To be fair, most of the memory issues in Firefox are because of the way it keeps previously visited pages stored so they can be quickly opened again. Unless their text editor/email client/whatever acted in the same manner then it shouldn't be too big an issue.
In my opinion, Mozilla should really leave this kind of idea to other developers. Songbird developed by itself just fine and I'm sure after this idea's been mentioned there will be other random developers toying around with the idea. Firefox and Thunderbird are good but attention should be focused on them before moving on to bigger, wilder ideas.
If we can hit that bull's-eye, the rest of the dominoes will fall like a house of cards... Checkmate.
I've done a bit of stuff with XUL.
It's great if you want to do things like, say, a custom web browser or write your own iTunes -- The kind of thing that you'd usually write as a web-based app but you need local file storage and maybe access to online content that cross-site scripting preventative rules would prevent you from accessing in a regular browser.
If you need to do more than that, it's quite a chore. You have to start writing your own XPCOM components, which you'll have to compile on each target platform separately. There goes your easy cross platform compatibility.
The documentation for XUL and XPCOM isn't very helpful or well organized, and that's putting it nicely.
Language support is thin. C++ and Javascript are pretty much your only choices, although Python support is coming soon, apparently.
The question is, if you were going to develop a desktop environment from scratch, would you start by writing XUL? Would you then extend that by embedding JavaScript? I don't think so. Both Gnome and KDE tried the whole component thing with CORBA and abandoned it for performance and complexity reasons. Cross-platform is nice, but Java, GTK+, QT, and even C# provide better cross platform benefits with greater support and language compatibility than the XUL suite of tools.
Not only that, but I'd wager a Java desktop environment would be a better performer than one based on XULRunner. Not to mention, it would support more languages through Jython, JNI, etc.
It's a shame, because XULrunner could be a great platform. I hope they focus more on documentation and supporting other languages than redundant pie-in-the-sky projects like this one.
If moderation could change anything, it would be illegal.

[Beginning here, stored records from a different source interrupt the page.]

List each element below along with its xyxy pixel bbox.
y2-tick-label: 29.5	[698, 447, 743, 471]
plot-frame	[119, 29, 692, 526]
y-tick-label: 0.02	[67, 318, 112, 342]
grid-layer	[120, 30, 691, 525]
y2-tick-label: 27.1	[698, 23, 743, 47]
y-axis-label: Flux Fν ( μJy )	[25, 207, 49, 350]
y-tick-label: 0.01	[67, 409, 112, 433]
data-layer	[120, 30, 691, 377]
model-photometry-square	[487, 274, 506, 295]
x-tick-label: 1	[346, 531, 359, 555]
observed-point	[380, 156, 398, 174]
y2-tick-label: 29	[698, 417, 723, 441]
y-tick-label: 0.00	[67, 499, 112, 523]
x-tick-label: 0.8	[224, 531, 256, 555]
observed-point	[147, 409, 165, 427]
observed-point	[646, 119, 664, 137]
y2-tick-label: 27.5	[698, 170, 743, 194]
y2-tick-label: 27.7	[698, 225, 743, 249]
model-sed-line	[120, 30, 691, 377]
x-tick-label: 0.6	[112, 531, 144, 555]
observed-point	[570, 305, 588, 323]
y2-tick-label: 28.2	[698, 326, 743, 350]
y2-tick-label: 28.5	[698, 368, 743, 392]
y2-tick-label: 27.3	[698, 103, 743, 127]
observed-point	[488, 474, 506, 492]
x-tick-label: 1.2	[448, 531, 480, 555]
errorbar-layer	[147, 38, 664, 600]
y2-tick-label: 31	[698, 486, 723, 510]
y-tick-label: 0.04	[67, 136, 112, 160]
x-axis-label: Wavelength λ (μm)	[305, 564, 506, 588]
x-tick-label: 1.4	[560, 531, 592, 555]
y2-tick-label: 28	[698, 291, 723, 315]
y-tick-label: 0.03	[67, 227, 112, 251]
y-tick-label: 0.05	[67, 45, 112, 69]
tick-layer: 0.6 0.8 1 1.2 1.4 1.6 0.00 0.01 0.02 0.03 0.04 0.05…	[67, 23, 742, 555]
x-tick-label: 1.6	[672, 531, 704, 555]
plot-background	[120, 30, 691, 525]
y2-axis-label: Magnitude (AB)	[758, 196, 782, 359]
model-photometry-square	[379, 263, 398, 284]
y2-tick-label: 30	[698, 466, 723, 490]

If you've got both Seamonkey and Konqueror installed on your system, browse the same set of sites with both. Make sure you disable caching for both, to prevent such caching from inflating each browser's memory usage. Also start from a raw X session, just to further eliminate any sources of inconsistency.
I just did that sort of a test on my Linux system, visiting a variety of sites (Slashdot, BBC, Tom's Hardware, FSF, Digg, etc.) with both Seamonkey 1.1.1 and Konquerur 3.5.5. I've also used Opera 9.01. Checking via top, I see that Seamonkey currently has a virtual memory image of 357 MB. Konqueror, on the other hand, is using a rather minimal 43 MB. Opera is just over Konqueror, at 45 MB. As this is the total size in virtual memory for each process, it also includes the overhead of any shared libraries.
So from those results, I think it's safe to say that there's a major problem with Seamonkey. Both Konqueror and Opera manage to keep their memory usage within reasonable bounds. As for the cause of Seamonkey's excessive memory usage, I can't say. It could be due to memory leaks. I'd guess it's partially due to their extreme overarchitecturing of their software. Regardless, it's a troublesome issue for them.
SymphonyOS is a Linux distribution which uses a special desktop based in a browser.